Development of Genomic Resources for the Powdery Mildew, Erysiphe pulchra

Powdery mildews (PMs) (Ascomycota: Erysiphales: Erysiphaceae) are widespread plant pathogenic fungi affecting over 10,000 angiosperm species including many economically and agriculturally important plants (Glawe 2008; Spanu et al. 2010). The PMs are a single evolutionary lineage with a taxonomically diverse set of species belonging to five tribes: Blumerieae, Erysiphaceae, Cystotheceae, Golovinomyces, and Phyllactinieae (Takamatsu 2013). Plant-fungus interaction is initiated with the contact between the host and spore surfaces (Łaźniewska et al. 2012). Almost all PMs have ascocarp appendages that vary among genera/species and have been used since 1851 (Léveillé 1851) to delineate between different PMs (Takamatsu 2013). The use of morphology to phylogenetically delimit PM species quickly breaks down and scientists have turned to molecular sequencing to resolve evolutionary relationships among PMs. Only a subset of PMs have undergone ITS or rDNA sequencing, and even with those sequencing efforts, there is a critical need for multigene sequencing to further resolve closely related lineages (Meeboon and Takamatsu 2017; Takamatsu et al. 2015). To date, the genomes of only four PM species have been sequenced. Spanu et al. (2010) generated a reference genome for Blumeria graminis f. sp. hordei (host Hordeum vulgare, Blumerieae) and low coverage draft genomes for Erysiphe pisi and Golovinomyces orontii. Investigators at the Max Planck Institute have undertaken additional genomic sequencing of the E. pisi and G. orontii PM species (https://www.mpipz.mpg.de/powdery_mildew_project_description), and the sequence data are publicly available, but a publication is still being prepared. Jones et al. (2014) sequenced a number of isolates of E. necator, the PM that is a major worldwide pathogen of grapes. These genomes are large (>120 Mb) compared with other fungi, are full of retrotransposons, and encode species specific candidate secreted effector proteins (CSEPs).
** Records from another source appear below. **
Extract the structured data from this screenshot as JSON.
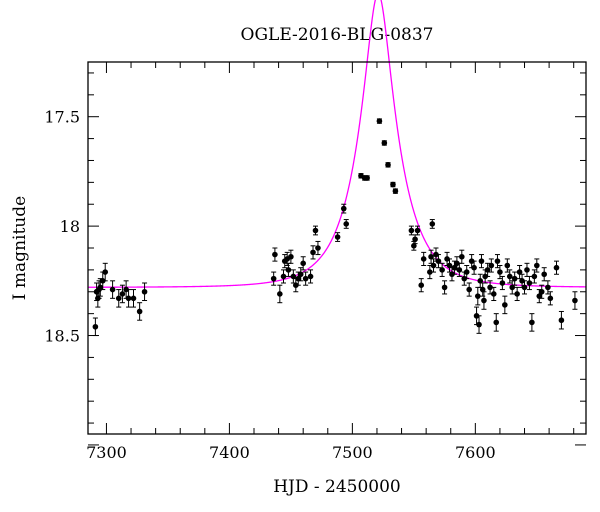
{
  "chart_data": {
    "type": "scatter",
    "title": "OGLE-2016-BLG-0837",
    "xlabel": "HJD - 2450000",
    "ylabel": "I magnitude",
    "xlim": [
      7285,
      7690
    ],
    "ylim": [
      18.95,
      17.25
    ],
    "y_inverted": true,
    "x_ticks_major": [
      7300,
      7400,
      7500,
      7600
    ],
    "y_ticks_major": [
      17.5,
      18,
      18.5
    ],
    "x_tick_labels": [
      "7300",
      "7400",
      "7500",
      "7600"
    ],
    "y_tick_labels": [
      "17.5",
      "18",
      "18.5"
    ],
    "grid": false,
    "legend": "none",
    "marker_color": "#000000",
    "model_color": "#ff00ff",
    "model": {
      "type": "paczynski",
      "t0": 7521,
      "tE": 32,
      "u0": 0.3,
      "baseline": 18.28,
      "blending_fs": 1.0
    },
    "series": [
      {
        "points": [
          [
            7291,
            18.46,
            0.04
          ],
          [
            7292,
            18.3,
            0.04
          ],
          [
            7293,
            18.33,
            0.04
          ],
          [
            7294,
            18.29,
            0.04
          ],
          [
            7295,
            18.28,
            0.04
          ],
          [
            7297,
            18.25,
            0.04
          ],
          [
            7299,
            18.21,
            0.04
          ],
          [
            7305,
            18.29,
            0.04
          ],
          [
            7310,
            18.33,
            0.04
          ],
          [
            7313,
            18.31,
            0.04
          ],
          [
            7316,
            18.29,
            0.04
          ],
          [
            7318,
            18.33,
            0.04
          ],
          [
            7322,
            18.33,
            0.04
          ],
          [
            7327,
            18.39,
            0.04
          ],
          [
            7331,
            18.3,
            0.04
          ],
          [
            7436,
            18.24,
            0.03
          ],
          [
            7437,
            18.13,
            0.03
          ],
          [
            7441,
            18.31,
            0.04
          ],
          [
            7444,
            18.23,
            0.03
          ],
          [
            7445,
            18.16,
            0.03
          ],
          [
            7447,
            18.15,
            0.03
          ],
          [
            7448,
            18.2,
            0.03
          ],
          [
            7450,
            18.14,
            0.03
          ],
          [
            7452,
            18.23,
            0.03
          ],
          [
            7454,
            18.27,
            0.03
          ],
          [
            7456,
            18.24,
            0.03
          ],
          [
            7458,
            18.22,
            0.03
          ],
          [
            7460,
            18.17,
            0.03
          ],
          [
            7462,
            18.24,
            0.03
          ],
          [
            7466,
            18.23,
            0.03
          ],
          [
            7468,
            18.12,
            0.03
          ],
          [
            7470,
            18.02,
            0.02
          ],
          [
            7472,
            18.1,
            0.03
          ],
          [
            7488,
            18.05,
            0.02
          ],
          [
            7493,
            17.92,
            0.02
          ],
          [
            7495,
            17.99,
            0.02
          ],
          [
            7507,
            17.77,
            0.01
          ],
          [
            7510,
            17.78,
            0.01
          ],
          [
            7512,
            17.78,
            0.01
          ],
          [
            7522,
            17.52,
            0.01
          ],
          [
            7526,
            17.62,
            0.01
          ],
          [
            7529,
            17.72,
            0.01
          ],
          [
            7533,
            17.81,
            0.01
          ],
          [
            7535,
            17.84,
            0.01
          ],
          [
            7548,
            18.02,
            0.02
          ],
          [
            7550,
            18.09,
            0.02
          ],
          [
            7551,
            18.06,
            0.02
          ],
          [
            7553,
            18.02,
            0.02
          ],
          [
            7556,
            18.27,
            0.03
          ],
          [
            7558,
            18.15,
            0.03
          ],
          [
            7563,
            18.21,
            0.03
          ],
          [
            7564,
            18.14,
            0.03
          ],
          [
            7565,
            17.99,
            0.02
          ],
          [
            7566,
            18.18,
            0.03
          ],
          [
            7568,
            18.13,
            0.03
          ],
          [
            7570,
            18.16,
            0.03
          ],
          [
            7573,
            18.2,
            0.03
          ],
          [
            7575,
            18.28,
            0.03
          ],
          [
            7577,
            18.15,
            0.03
          ],
          [
            7579,
            18.18,
            0.03
          ],
          [
            7581,
            18.22,
            0.03
          ],
          [
            7583,
            18.19,
            0.03
          ],
          [
            7585,
            18.17,
            0.03
          ],
          [
            7587,
            18.2,
            0.03
          ],
          [
            7589,
            18.14,
            0.03
          ],
          [
            7591,
            18.24,
            0.03
          ],
          [
            7593,
            18.21,
            0.03
          ],
          [
            7595,
            18.29,
            0.03
          ],
          [
            7597,
            18.16,
            0.03
          ],
          [
            7599,
            18.19,
            0.03
          ],
          [
            7601,
            18.41,
            0.04
          ],
          [
            7602,
            18.32,
            0.04
          ],
          [
            7603,
            18.45,
            0.04
          ],
          [
            7604,
            18.25,
            0.03
          ],
          [
            7605,
            18.16,
            0.03
          ],
          [
            7606,
            18.29,
            0.03
          ],
          [
            7607,
            18.34,
            0.04
          ],
          [
            7608,
            18.23,
            0.03
          ],
          [
            7610,
            18.2,
            0.03
          ],
          [
            7612,
            18.28,
            0.03
          ],
          [
            7613,
            18.18,
            0.03
          ],
          [
            7615,
            18.31,
            0.03
          ],
          [
            7617,
            18.44,
            0.04
          ],
          [
            7618,
            18.16,
            0.03
          ],
          [
            7620,
            18.21,
            0.03
          ],
          [
            7622,
            18.26,
            0.03
          ],
          [
            7624,
            18.36,
            0.04
          ],
          [
            7626,
            18.18,
            0.03
          ],
          [
            7628,
            18.23,
            0.03
          ],
          [
            7630,
            18.28,
            0.03
          ],
          [
            7632,
            18.24,
            0.03
          ],
          [
            7634,
            18.31,
            0.03
          ],
          [
            7636,
            18.21,
            0.03
          ],
          [
            7638,
            18.25,
            0.03
          ],
          [
            7640,
            18.28,
            0.03
          ],
          [
            7642,
            18.2,
            0.03
          ],
          [
            7644,
            18.26,
            0.03
          ],
          [
            7646,
            18.44,
            0.04
          ],
          [
            7648,
            18.23,
            0.03
          ],
          [
            7650,
            18.18,
            0.03
          ],
          [
            7652,
            18.32,
            0.03
          ],
          [
            7654,
            18.3,
            0.03
          ],
          [
            7656,
            18.22,
            0.03
          ],
          [
            7659,
            18.28,
            0.03
          ],
          [
            7661,
            18.33,
            0.03
          ],
          [
            7666,
            18.19,
            0.03
          ],
          [
            7670,
            18.43,
            0.04
          ],
          [
            7681,
            18.34,
            0.04
          ]
        ]
      }
    ]
  }
}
Often overlooked are the negative aspects of PM in the ornamental industry where symptoms decrease aesthetic value due to white and brown discolorations on leaves, misshapen leaves, malformed or lack of flowers, and overall decreased plant size. Lack of sales, loss of plants, and cost of control, usually through fungicide spraying, all contribute to major economic losses across the ornamental and horticultural industry. E. pulchra is the causal agent of PM on large bracted dogwood species, Cornus spp. In 1994, the disease reached epiphytotic levels in the United States. Tens of millions of dollars’ worth of flowering dogwoods (C. florida) were destroyed and millions of cultivated seedlings lost their commercial value because EPA-approved disease management strategies were not established (Li et al. 2009). Distribution of E. pulchra has been documented in Asia and Europe (Bai et al. 2014; Farr and Rossman 2017; Garibaldi et al. 2009), leading to severe outbreaks of flowering dogwood in several gardens and nurseries in northern Italy (Garibaldi et al. 2009).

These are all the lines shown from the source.